You’d never, think, would you, that this is a picture book for children. And one…

Meghan Markle isn’t one to think small. In a statement on her Archewell website to thank those who put her book, The Bench, at the top of the New York Times‘ children’s picture book list, she wrote:

‘While this poem began as a love letter to my husband and son, I’m encouraged to see that its universal themes of love, representation and inclusivity are resonating with communities everywhere. In many ways, pursuing a more compassionate and equitable world begins with these core values’.

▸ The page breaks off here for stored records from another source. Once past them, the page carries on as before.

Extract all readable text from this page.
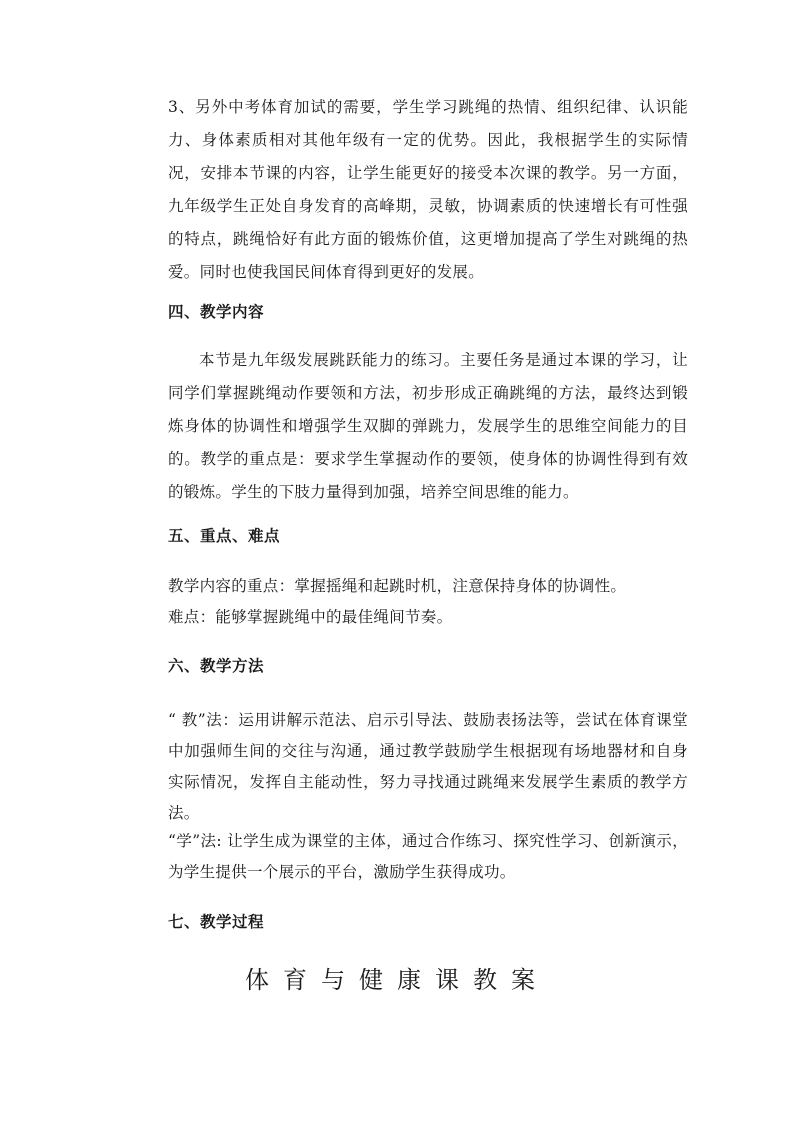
3、另外中考体育加试的需要，学生学习跳绳的热情、组织纪律、认识能力、身体素质相对其他年级有一定的优势。因此，我根据学生的实际情况，安排本节课的内容，让学生能更好的接受本次课的教学。另一方面，九年级学生正处自身发育的高峰期，灵敏，协调素质的快速增长有可性强的特点，跳绳恰好有此方面的锻炼价值，这更增加提高了学生对跳绳的热爱。同时也使我国民间体育得到更好的发展。

四、教学内容

本节是九年级发展跳跃能力的练习。主要任务是通过本课的学习，让同学们掌握跳绳动作要领和方法，初步形成正确跳绳的方法，最终达到锻炼身体的协调性和增强学生双脚的弹跳力，发展学生的思维空间能力的目的。教学的重点是：要求学生掌握动作的要领，使身体的协调性得到有效的锻炼。学生的下肢力量得到加强，培养空间思维的能力。

五、重点、难点

教学内容的重点：掌握摇绳和起跳时机，注意保持身体的协调性。

难点：能够掌握跳绳中的最佳绳间节奏。

六、教学方法

“ 教”法：运用讲解示范法、启示引导法、鼓励表扬法等，尝试在体育课堂中加强师生间的交往与沟通，通过教学鼓励学生根据现有场地器材和自身实际情况，发挥自主能动性，努力寻找通过跳绳来发展学生素质的教学方法。

“学”法: 让学生成为课堂的主体，通过合作练习、探究性学习、创新演示，为学生提供一个展示的平台，激励学生获得成功。

七、教学过程
体育与健康课教案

You’d never, think, would you, that this is a picture book for children. And one of the reasons why any sensible tot will hurl it from the cot is that it has an elephantine agenda. As in:

‘To depict another side of masculinity — one grounded in connection, emotion, and softness — is to model a world that so many would like to see for their sons and daughters alike.’

A child wants a story, even a small child; he doesn’t get one. Instead he gets a sermon on empathy. Rhyming books are fine, but not if it’s the type of rhymes you get here. As in:

‘Right there on your bench/The place you’ll call home…/With daddy and son…/Where you’ll never be ’lone.’

This book should be kept well away from the little folks in case they pick up bad habits and assume you can get any word to rhyme with any other by lopping off a vowel. Or how about:

‘He’ll learn to ride a bike/As you watch on with pride./He’ll run and he’ll fall/And he’ll take it in stride’?

That gets the line to scan by dropping the possessive, but it doesn’t work.

Children do like picture books — come to that, I like picture books — but pictures are one thing, propaganda is another — and frankly, the illustrator is no Eric Carle.

The bright side is that The Bench didn’t get into the UK top 50, beaten by the kiddie self-help book by footballer Marcus Rashford. On the downside, there were at least 3,212 people who actually bought it (at nearly £13) — or, worse, possibly bought it with other people’s money on behalf of a school library.

If you have money to chuck around, do not, I beg you, go near The Bench; instead I recommend an improving little book called The Elephant and the Bad Baby by Elfrida Vipont which has an important moral (say please) and is fabulous to read aloud and is actually funny.